As I started my 10th lap I looked to Chris for the split. He motiond down a few tents and said "That's him. You're now in 2nd." It was a guy in a Virginia Tech kit whom I didn't know. I kept at it, not changing anything yet. I figured that keeping up what got me past him would be the ticket at this point. He caught up to me on the 10-minute fireroad section before the singletrack. We talked a bit and he thought he was a lap or two up on me. I told him I didn't think so because no solo racers had passed me all day, and I was thinking that he had no idea what he was talking about. With that, he attacked up a climb. He put a bit of a gap on me but wasn't really pulling away. When the trail narrowed to singletrack and pointed down, I was right on his wheel, riding my brakes. I'd bombed this downhill all day with reckless abandon and wasn't ready to give that up. I got around him at the earliest opportunity, attacked the downhill, then settled back into my pace. I put 5 minutes into him that lap.

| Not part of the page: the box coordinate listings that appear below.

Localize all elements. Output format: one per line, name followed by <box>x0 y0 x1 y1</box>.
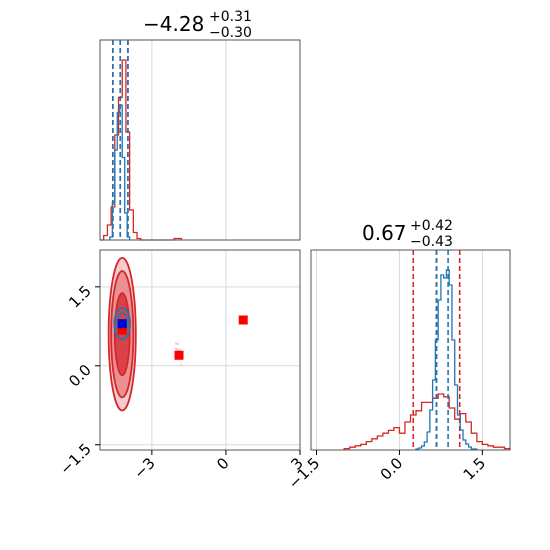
scatter-point-b-1 <box>175 342 178 345</box>
yticks-p3: −1.5 0.0 1.5 <box>56 282 100 478</box>
ytick-label-p3-0: −1.5 <box>56 440 94 478</box>
scatter-point-b-12 <box>177 349 180 352</box>
grid-p1 <box>151 40 301 240</box>
scatter-point-b-13 <box>180 363 183 366</box>
ytick-label-p3-2: 1.5 <box>65 282 95 312</box>
xtick-label-p2-2: 1.5 <box>460 454 490 484</box>
hist-step-p2-series-1 <box>415 269 478 450</box>
title-2-plus: +0.42 <box>410 218 453 234</box>
panel-marginal-param-2: 0.67 +0.42 −0.43 −1.5 0.0 1.5 <box>285 218 511 493</box>
title-1-plus: +0.31 <box>209 9 252 25</box>
title-2-main: 0.67 <box>362 221 407 245</box>
histogram-p1 <box>100 40 183 241</box>
marker-0 <box>117 325 127 335</box>
xticks-p3: −3 0 3 <box>130 450 307 482</box>
marker-3 <box>117 319 127 329</box>
title-2-minus: −0.43 <box>410 234 453 250</box>
axes-frame-p2 <box>310 249 511 451</box>
contour-3 <box>113 306 132 341</box>
marker-2 <box>238 315 248 325</box>
axes-frame-p3 <box>99 249 301 451</box>
markers <box>117 315 248 360</box>
grid-p2 <box>316 250 483 450</box>
ytick-label-p3-1: 0.0 <box>65 361 95 391</box>
xtick-label-p3-1: 0 <box>213 454 232 473</box>
xtick-label-p2-1: 0.0 <box>377 454 407 484</box>
scatter-point-b-10 <box>176 348 179 351</box>
axes-frame-p1 <box>99 39 301 241</box>
panel-marginal-param-1: −4.28 +0.31 −0.30 <box>99 9 301 241</box>
xticks-p2: −1.5 0.0 1.5 <box>285 450 489 493</box>
histogram-p2 <box>343 250 511 450</box>
panel-joint-2d: −3 0 3 −1.50.01.5 <box>56 249 307 482</box>
hist-step-p2-series-0 <box>343 393 511 450</box>
scatter-point-b-4 <box>174 347 177 350</box>
title-1-minus: −0.30 <box>209 25 252 41</box>
scatter-point-b-7 <box>176 342 179 345</box>
title-1-main: −4.28 <box>143 12 204 36</box>
xtick-label-p3-0: −3 <box>130 454 158 482</box>
marker-1 <box>174 350 184 360</box>
scatter-point-b-8 <box>179 349 182 352</box>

The rest of the race was pretty uneventful. I only rode 2 night laps since it was light until 9PM. I suck at night riding and hadn't ridden at night since Razorback, so I was happy to only see my lap times drop off by a couple of minutes.

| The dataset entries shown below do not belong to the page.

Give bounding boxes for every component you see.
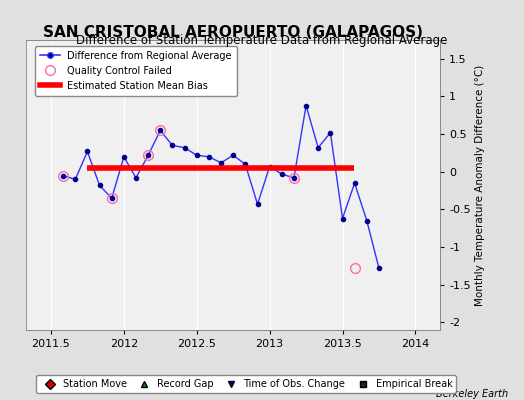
- Y-axis label: Monthly Temperature Anomaly Difference (°C): Monthly Temperature Anomaly Difference (…: [475, 64, 485, 306]
- Text: Difference of Station Temperature Data from Regional Average: Difference of Station Temperature Data f…: [77, 34, 447, 47]
- Title: SAN CRISTOBAL AEROPUERTO (GALAPAGOS): SAN CRISTOBAL AEROPUERTO (GALAPAGOS): [43, 25, 423, 40]
- Legend: Station Move, Record Gap, Time of Obs. Change, Empirical Break: Station Move, Record Gap, Time of Obs. C…: [36, 375, 456, 393]
- Text: Berkeley Earth: Berkeley Earth: [436, 389, 508, 399]
- Legend: Difference from Regional Average, Quality Control Failed, Estimated Station Mean: Difference from Regional Average, Qualit…: [35, 46, 237, 96]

Though the results show that Brandon and I both finished with 13 laps, he actually lapped me during my 12th lap. While riding with me, he figured out where he stood and realized he didn't have to go out again, so he called it a day at 13.

Huge thanks go out to Patrick for pitching in on my self-support effort, and to Chris for giving me splits all day and keeping me motivated.

Now, for an equipment report:

First, the biomechanical part: I suffered blurry vision in my right eye again. It happened at Razorback and hadn't happened again until Tsali. I thought it was the cold. Now I think it's dust in these lap races. I've never worn glasses because I sweat like a stuck pig, but I think some clear lenses are in order for low-intensity lap races.

I think my knee issues are from the new pedals I put on my road bike a couple of weeks ago. I had the Ultegra SPD-R pedals with that stupid plastic insert that wears out in a month. I replace them about every 3 months and the pedals were toast. The aluminum was worn down around the plastic and support was non-existent. I replaced them with the new Ultegras with a metal plate in place of the plastic one, but left the old cleats on my shoes. I immediately noticed that my right foot didn't feel right, but rotating the cleat a bit seemed to fix that problem. Hopefully replacing and re-aligning the cleats should solve the problem. If not, it looks like I'll be riding my MTBs for the rest of the year.

This was my first big test of my new Ergon GX2 grips. I'd played with them for about a month and thought I'd finally found the sweet spot, so I decided to leave them on for the race. I'm happy to report that my hands were the one contact point that didn't hurt during the race. That's a first. These grips rock.

Shimano has never thrown swag my way, but their stuff just works and I stick with it. I put some new Dual Control levers on my ti Deluxe this year and knew they were a huge improvement over the previous generation. This race confirmed that. The ergonomic improvements are huge, especially with front shifts. It used to be that late in a race when my hands were tired, it took two fingers to shift into the big ring. Now it's a flick of my index finger and it's there. Gotta give the Big S props for listening to their customers and delivering a vastly improved product.